The world order threatens to be redefined this week with Montreal poised to capture bitterly contested territory thanks to an online poll of board game fans.Bloggers, talk-show hosts and business leaders are calling Montrealers to the ramparts in the hopes of securing a prime spot in a new edition of Monopoly.“The benefits for the city […]

The world order threatens to be redefined this week with Montreal poised to capture bitterly contested territory thanks to an online poll of board game fans.

Bloggers, talk-show hosts and business leaders are calling Montrealers to the ramparts in the hopes of securing a prime spot in a new edition of Monopoly.

“The benefits for the city will be enormous,” said the head of Montreal’s board of trade, Isabelle Hudon.

Montreal was leading Istanbul and 66 other cities in the most recently published results, leaving such backwater towns as London, New York and Moscow in the dust.

The online poll, hosted by toy-making giant Hasbro Inc., pits cities across the globe for the naming rights to 20 squares on the upcoming “Monopoly Here and Now: The World Edition.”

Voting ends Thursday, when the city with the most votes will take the place of Boardwalk as the most coveted bit of real estate on the board.
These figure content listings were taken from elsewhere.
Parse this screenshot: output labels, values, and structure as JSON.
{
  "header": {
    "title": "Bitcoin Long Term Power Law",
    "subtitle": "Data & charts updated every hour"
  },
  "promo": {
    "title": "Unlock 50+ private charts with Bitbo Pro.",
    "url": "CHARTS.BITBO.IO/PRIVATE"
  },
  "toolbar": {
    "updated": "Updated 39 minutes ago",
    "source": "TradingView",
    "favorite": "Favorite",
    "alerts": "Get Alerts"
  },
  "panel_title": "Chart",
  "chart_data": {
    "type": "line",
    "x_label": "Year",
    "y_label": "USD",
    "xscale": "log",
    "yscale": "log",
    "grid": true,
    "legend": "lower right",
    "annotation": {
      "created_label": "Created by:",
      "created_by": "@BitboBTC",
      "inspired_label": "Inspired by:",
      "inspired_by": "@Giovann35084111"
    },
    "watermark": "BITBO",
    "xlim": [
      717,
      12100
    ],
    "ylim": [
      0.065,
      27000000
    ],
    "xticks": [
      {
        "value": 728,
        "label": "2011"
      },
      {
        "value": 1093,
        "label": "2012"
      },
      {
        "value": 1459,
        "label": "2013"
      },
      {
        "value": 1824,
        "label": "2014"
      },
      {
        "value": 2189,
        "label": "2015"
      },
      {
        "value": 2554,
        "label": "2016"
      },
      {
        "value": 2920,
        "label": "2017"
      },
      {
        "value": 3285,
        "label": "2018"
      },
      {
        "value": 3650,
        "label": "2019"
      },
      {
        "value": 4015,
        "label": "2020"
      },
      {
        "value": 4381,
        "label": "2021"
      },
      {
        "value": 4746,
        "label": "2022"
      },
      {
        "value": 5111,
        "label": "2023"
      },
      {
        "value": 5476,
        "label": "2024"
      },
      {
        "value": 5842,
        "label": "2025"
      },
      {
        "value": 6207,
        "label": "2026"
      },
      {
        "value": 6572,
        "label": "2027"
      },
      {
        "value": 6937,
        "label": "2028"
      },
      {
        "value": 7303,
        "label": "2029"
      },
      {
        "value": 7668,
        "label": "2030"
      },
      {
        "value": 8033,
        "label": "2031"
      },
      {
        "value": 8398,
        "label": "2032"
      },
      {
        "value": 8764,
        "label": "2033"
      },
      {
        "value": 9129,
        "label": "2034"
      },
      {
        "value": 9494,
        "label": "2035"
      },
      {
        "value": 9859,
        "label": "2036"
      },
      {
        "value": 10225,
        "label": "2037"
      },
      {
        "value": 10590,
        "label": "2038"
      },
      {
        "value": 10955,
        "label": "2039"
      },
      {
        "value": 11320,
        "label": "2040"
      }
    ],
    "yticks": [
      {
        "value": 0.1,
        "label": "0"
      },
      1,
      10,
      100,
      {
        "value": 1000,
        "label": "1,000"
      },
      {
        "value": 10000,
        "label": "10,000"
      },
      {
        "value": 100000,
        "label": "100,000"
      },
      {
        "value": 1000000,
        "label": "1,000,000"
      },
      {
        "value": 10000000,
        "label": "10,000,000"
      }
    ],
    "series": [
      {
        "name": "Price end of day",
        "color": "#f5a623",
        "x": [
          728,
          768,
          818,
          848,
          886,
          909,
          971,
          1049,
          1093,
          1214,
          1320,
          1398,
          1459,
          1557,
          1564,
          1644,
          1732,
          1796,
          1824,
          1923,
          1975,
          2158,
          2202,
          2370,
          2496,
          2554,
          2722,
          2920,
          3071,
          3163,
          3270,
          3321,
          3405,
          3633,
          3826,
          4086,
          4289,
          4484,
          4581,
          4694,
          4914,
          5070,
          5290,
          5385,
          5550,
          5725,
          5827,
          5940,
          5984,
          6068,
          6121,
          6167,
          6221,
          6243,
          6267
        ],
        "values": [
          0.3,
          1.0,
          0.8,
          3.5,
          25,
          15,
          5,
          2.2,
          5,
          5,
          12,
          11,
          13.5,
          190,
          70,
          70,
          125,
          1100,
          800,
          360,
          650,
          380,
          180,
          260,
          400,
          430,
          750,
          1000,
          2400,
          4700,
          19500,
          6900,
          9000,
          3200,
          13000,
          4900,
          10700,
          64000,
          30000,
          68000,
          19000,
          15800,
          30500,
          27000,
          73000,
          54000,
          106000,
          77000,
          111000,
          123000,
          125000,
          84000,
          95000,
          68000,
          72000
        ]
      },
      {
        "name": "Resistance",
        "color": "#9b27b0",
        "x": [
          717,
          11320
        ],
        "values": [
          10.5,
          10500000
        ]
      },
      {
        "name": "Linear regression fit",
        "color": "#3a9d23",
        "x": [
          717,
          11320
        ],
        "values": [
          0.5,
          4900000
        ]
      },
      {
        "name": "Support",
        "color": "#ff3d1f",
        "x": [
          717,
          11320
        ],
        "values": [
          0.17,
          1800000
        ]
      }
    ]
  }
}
Second place gets Park Place.

The Board of Trade of Metropolitan Montreal has gone so far as to create a web portal to facilitate voting.

The mayor of Quebec City even pitched in with a commercial calling on denizens to set aside their historic enmity for Montreal and cast a vote for the city.

For Hudon, the campaign for a spot on the Monopoly board is clearly more than just a game.

“In recent years, 200 million people have played Monopoly,” she said. “That’s enormous. We couldn’t afford an advertising campaign that would have that kind of scope.”

Hasbro says it has averaged some 10,000 votes a day since the competition began in January.

If Montreal and Istanbul maintain their one-two ranking it would leave two cities 7,700 kilometres apart separated by nothing more than a $75 Luxury Tax. That irks some purists.

“It doesn’t make sense to have Istanbul next to Montreal on a Monopoly board,” said Jules Vautour, the manager at a local board-game store. “They’ll have to rearrange it.”

Results of the online vote will be revealed in August, while the Monopoly world edition hits stores in September.